Hong Kong, June 12 Hong Kong’s Legislative Council on Wednesday postponed a session in which a second reading of a contentious extradition bill was to take place amid massive opposition on the streets outside.
“The President of the Legislative Council (Andrew Leung) has directed that the Council meeting of June 12, 2019 scheduled to begin at 11:00 a.m. today be changed to a later time to be determined by him. Members will be notified of the time of the meeting later,” the council said in a statement, reported Xinhua news agency.
Hong Kong’s Parliament was cordoned off by the police among thousands of demonstrators who went onto the streets to protest against the contentious extradition bill, known as the Fugitive Offenders and Mutual Legal Assistance in Criminal Matters Legislation (Amendment) Bill 2019, which as law would allow individuals to be sent to mainland China to stand trial.

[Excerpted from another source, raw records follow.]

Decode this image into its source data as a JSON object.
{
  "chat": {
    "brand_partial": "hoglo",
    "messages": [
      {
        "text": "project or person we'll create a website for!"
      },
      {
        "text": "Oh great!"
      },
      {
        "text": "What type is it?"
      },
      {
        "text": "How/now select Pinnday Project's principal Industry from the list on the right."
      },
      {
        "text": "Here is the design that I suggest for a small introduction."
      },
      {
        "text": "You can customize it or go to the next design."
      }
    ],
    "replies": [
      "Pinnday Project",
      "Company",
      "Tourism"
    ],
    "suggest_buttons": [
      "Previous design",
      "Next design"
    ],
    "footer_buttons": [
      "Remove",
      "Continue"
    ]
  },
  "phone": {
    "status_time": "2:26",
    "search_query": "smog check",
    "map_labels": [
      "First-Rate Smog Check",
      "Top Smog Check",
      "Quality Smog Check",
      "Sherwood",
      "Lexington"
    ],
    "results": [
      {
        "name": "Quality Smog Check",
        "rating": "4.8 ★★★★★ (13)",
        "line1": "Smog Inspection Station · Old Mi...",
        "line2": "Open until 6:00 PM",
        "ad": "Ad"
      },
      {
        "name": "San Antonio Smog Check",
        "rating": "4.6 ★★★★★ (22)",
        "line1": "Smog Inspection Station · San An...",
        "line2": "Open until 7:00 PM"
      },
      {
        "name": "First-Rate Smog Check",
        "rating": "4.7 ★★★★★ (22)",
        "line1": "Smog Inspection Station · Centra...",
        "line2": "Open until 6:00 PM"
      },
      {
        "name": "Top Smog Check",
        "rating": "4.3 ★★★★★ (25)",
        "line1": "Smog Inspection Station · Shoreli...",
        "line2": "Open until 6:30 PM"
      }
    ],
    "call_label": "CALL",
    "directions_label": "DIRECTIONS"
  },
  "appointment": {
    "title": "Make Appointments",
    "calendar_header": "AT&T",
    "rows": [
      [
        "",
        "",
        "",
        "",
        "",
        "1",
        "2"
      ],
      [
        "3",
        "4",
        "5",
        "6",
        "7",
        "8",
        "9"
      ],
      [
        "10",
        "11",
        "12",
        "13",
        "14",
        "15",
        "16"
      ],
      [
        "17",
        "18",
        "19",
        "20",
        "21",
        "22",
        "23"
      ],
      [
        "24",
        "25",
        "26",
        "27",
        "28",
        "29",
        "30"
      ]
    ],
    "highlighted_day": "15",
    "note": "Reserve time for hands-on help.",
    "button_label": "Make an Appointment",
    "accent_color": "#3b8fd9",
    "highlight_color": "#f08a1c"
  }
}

On Tim Mei Avenue, police put up a flag that said “Disperse or we fire,” according to Hong Kong daily South China Morning Post. While it escalated tensions, no clashes have been reported in the area so far.
In contrast to the color white chosen for Sunday’s protests (when more than a million people poured onto the streets, although the police put the figure at 240,000), many protesters on Wednesday chose to wear black.
Some also wore masks to avoid being identified and to protect themselves from the pepper spray used by the police in isolated protests reported on Sunday.
“Take back extradition law!” was one of the slogans chanted by the protesters, most of them young.
“The government is against the will of people and continues to pass the law,” Democratic Party spokesperson Lam Cheuk-ting said on Wednesday.
The proposed law, which was first tabled in February and the bill of which will be put to a final vote on June 20, would allow Hong Kong to process case-by-case extradition requests from jurisdictions with no prior agreements, including mainland China, Taiwan and Macau, and without direct legislative supervision.
In theory, local courts would handle cases individually and could use veto powers to block extraditions.
The government maintains that the bill is necessary to cover a legal vacuum.
The bill has also faced staunch opposition from journalists, foreign politicians, non-governmental organizations and companies over fears that residents in Hong Kong – which belongs to China but has its own laws and currency – accused of crimes will be sent to mainland China.
In this way, local activists and dissidents living in Hong Kong could also be sent to mainland China for trial.
The Communist regime, devoid of control mechanisms and without any real separation of powers, pledged in 1997 – when Hong Kong’s sovereignty was returned to China from the United Kingdom – to keep the system left by the British until 2047, although Beijing’s pressure on the archipelago has been increasing.